To that end, they set up a questionnaire for people to send in their favorite Hebrew words; a stamp in honor of the Hebrew language; and the opportunity for Hebrew speakers to ask questions, via their website, about the etymology and history of any Hebrew term.

A new stamp about Hebrew in honor of National Hebrew Day (Courtesy Academy of Hebrew Language)
A new stamp about Hebrew in honor of  Hebrew Language Day (photo credit: Courtesy Academy of the Hebrew Language)

“We always have people sending in words and stories about Hebrew words,” said Senderov. “We just expanded on that.”

Prior to Hebrew Language Day, some 60 government ministries, nonprofit organizations and private companies asked the academy to guide them in finding new terms for foreign words commonly used in Hebrew, explained Senderov.

Tech blog Geektime got “chevrat heznek” as an alternative to saying “start-up” with an Israeli accent, while Shatil, the New Israel Fund’s Initiative for Social Change, asked for a term for “wellness,” and was told to use “shlomut” and “zulatanut” for altruism.

The academy offered “tamli,” with the letter “aleph” on the end, for a pastry chef who wanted another word for “pie,” those pastry shells filled with fruit or vegetables. And a landscape artist received the words “deshonet” for compost and “madshan” for composter.

Senderov made it clear that the academy isn’t always trying to get rid of foreign terminology in the Hebrew language. “But it’s good to have local terms,” she added.

That said, the academy does like to emphasize use of proper terms for school-age children, as shown in a series of YouTube videos made at the start of the school year.

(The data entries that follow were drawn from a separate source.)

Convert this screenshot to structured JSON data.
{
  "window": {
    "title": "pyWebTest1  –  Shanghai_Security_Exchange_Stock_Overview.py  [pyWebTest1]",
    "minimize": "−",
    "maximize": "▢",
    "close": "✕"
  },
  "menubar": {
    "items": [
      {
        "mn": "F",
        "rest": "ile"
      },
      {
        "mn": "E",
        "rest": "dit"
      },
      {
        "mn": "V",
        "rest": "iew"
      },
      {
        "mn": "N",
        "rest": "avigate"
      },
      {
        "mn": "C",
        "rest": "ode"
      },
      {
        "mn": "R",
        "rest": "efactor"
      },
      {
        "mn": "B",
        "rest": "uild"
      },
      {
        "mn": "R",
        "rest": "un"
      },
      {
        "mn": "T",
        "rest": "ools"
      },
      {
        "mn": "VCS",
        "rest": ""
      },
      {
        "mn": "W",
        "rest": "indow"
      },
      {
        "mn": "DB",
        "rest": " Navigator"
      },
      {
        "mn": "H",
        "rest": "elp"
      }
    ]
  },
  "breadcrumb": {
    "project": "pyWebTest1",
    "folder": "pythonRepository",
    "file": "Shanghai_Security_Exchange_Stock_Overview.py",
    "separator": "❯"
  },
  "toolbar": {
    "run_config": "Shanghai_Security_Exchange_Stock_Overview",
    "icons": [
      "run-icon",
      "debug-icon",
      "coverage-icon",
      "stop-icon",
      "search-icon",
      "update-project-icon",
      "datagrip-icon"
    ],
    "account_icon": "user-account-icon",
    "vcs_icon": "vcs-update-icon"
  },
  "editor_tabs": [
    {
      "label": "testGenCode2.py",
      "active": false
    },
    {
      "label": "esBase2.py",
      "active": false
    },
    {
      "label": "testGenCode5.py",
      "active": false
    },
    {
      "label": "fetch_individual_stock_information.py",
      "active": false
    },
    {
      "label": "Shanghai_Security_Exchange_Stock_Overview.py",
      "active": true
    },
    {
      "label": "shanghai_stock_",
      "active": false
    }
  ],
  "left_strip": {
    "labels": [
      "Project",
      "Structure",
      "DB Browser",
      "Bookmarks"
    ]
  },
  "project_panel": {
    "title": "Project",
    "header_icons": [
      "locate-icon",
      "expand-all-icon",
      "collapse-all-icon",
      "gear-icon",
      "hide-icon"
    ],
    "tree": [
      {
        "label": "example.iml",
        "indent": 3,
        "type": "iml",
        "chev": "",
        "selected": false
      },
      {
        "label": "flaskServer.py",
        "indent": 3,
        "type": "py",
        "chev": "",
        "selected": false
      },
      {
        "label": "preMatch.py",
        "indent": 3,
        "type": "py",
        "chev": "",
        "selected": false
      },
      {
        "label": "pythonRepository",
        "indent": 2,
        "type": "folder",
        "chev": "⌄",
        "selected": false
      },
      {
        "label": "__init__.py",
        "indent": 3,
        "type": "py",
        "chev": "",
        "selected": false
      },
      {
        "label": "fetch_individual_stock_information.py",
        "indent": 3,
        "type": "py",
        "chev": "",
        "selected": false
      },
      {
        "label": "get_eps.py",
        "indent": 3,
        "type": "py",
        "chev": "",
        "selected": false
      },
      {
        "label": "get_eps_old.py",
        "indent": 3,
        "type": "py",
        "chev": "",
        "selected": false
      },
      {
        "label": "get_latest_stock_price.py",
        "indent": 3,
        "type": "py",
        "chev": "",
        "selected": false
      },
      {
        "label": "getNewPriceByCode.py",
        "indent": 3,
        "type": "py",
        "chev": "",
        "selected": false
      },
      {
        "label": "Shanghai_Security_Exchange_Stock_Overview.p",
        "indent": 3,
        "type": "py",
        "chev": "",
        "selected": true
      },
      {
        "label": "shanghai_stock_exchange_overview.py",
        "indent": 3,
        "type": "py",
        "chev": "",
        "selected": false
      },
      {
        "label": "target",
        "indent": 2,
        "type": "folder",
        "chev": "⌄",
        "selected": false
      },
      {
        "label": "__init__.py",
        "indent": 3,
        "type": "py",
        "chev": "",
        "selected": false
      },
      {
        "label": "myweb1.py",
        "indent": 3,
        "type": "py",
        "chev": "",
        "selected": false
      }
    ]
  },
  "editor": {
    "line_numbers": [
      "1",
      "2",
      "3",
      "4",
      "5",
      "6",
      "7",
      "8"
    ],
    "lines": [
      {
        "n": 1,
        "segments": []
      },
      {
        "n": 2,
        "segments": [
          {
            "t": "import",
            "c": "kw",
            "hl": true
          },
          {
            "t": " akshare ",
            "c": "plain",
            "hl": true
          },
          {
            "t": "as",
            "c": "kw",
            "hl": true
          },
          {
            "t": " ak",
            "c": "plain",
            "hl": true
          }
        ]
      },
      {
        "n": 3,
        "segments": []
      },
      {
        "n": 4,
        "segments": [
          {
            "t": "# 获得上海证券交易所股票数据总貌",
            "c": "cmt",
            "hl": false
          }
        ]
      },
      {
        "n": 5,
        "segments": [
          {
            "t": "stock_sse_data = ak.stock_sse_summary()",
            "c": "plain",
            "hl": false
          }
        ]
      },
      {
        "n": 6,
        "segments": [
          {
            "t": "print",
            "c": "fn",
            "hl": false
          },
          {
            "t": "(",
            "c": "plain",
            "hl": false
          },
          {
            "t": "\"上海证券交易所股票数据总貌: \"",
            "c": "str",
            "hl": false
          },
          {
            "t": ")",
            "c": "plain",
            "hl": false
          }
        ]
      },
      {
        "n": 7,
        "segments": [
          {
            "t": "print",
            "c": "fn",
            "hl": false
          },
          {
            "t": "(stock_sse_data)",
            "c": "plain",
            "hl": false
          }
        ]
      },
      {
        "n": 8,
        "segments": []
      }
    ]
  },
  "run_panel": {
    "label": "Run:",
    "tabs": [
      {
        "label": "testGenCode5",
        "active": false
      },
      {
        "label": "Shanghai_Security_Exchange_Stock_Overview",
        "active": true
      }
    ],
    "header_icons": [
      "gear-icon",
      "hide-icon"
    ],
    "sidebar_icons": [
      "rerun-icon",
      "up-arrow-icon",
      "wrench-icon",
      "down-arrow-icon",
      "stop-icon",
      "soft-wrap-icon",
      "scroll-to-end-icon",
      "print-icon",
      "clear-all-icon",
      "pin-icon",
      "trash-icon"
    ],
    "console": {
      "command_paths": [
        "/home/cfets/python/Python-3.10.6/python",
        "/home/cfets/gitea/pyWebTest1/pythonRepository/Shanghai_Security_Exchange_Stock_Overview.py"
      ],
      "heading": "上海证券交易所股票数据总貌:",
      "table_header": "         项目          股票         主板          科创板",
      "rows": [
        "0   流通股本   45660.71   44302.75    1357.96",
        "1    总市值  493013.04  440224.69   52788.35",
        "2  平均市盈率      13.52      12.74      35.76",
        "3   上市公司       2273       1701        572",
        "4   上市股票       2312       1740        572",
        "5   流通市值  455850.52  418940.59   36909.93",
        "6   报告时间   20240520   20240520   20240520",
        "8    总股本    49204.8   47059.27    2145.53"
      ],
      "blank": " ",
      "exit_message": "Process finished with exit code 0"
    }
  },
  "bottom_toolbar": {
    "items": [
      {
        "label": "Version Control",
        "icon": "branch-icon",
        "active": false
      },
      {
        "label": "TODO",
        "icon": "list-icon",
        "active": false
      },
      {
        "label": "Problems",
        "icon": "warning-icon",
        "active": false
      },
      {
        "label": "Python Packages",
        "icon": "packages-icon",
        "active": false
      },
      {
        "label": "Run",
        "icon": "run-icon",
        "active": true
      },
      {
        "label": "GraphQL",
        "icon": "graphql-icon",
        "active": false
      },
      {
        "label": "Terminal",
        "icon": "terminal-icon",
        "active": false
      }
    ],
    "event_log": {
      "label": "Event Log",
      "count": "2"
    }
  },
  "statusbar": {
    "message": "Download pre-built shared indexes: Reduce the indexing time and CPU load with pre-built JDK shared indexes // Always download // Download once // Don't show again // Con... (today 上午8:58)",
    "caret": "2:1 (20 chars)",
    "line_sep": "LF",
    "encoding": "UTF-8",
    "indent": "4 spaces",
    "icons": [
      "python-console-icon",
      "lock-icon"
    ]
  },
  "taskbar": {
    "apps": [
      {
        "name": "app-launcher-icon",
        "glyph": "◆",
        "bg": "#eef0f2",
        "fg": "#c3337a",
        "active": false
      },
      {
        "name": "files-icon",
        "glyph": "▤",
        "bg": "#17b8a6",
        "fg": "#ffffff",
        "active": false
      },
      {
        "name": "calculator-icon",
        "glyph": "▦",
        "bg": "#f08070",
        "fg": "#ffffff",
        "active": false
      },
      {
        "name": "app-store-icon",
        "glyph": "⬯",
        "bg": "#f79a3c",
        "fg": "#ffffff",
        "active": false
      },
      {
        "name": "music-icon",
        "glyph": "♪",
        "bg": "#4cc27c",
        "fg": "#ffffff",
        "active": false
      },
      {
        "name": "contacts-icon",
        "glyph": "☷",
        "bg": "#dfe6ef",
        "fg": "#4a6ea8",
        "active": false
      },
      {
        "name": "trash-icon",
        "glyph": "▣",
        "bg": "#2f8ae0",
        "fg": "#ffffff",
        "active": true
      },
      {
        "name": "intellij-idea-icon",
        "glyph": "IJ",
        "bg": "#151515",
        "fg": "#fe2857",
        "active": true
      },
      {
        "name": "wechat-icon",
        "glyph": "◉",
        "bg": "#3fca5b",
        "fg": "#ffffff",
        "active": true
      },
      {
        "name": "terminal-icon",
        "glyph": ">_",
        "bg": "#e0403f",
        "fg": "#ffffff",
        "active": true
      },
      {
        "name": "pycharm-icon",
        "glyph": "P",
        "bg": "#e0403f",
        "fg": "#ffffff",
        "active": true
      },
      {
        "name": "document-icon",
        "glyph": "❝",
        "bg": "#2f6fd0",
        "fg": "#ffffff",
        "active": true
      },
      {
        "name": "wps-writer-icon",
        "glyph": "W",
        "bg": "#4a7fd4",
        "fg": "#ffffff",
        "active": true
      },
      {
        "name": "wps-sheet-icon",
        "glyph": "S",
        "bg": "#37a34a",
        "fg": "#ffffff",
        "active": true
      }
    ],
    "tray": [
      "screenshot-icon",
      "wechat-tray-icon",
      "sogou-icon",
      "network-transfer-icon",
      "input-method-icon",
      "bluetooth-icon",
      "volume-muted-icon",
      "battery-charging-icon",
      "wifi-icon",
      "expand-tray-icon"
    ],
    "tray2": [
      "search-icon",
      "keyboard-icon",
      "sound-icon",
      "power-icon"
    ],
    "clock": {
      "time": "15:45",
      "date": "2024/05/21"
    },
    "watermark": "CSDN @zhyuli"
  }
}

In one of the 34-second videos, viewers were reminded of the word “mehikon,” or “white-out,” for the gluey, white correction fluid used to cover an incorrect word written on paper. The term generally used is “Tipp-ex,” for one of the brands commonly available in local stores.

Never mind that most kids, accustomed to the backspace or delete keys on their computers, won’t even be using much white-out in the future. For now, they’re still carrying it in their “kalmar,” or pencil case, from the Greek “kalamarion,” which once meant “reed” or “reed pen,” a word used in the Talmud.

Want more? Linguists and linguist wannabes can hear more about the Hebrew language — and language in general — at Lashon Rishon 8, the Prime Minister’s Conference on Hebrew Language, being held this week in Rishon Lezion.

The conference is in honor of the 157th birthday of Eliezer Ben-Yehuda, considered the father of the modern Hebrew language, who taught in Rishon Lezion, the second settlement established in Palestine in the 19th century.

Besides sessions about the connections between Hebrew and Arabic, or the challenges in finding a feminist footing in the Hebrew language, there will be writers and poets speaking about Hebrew, as well as exhibits — on Hebrew and its development — in local galleries and museums.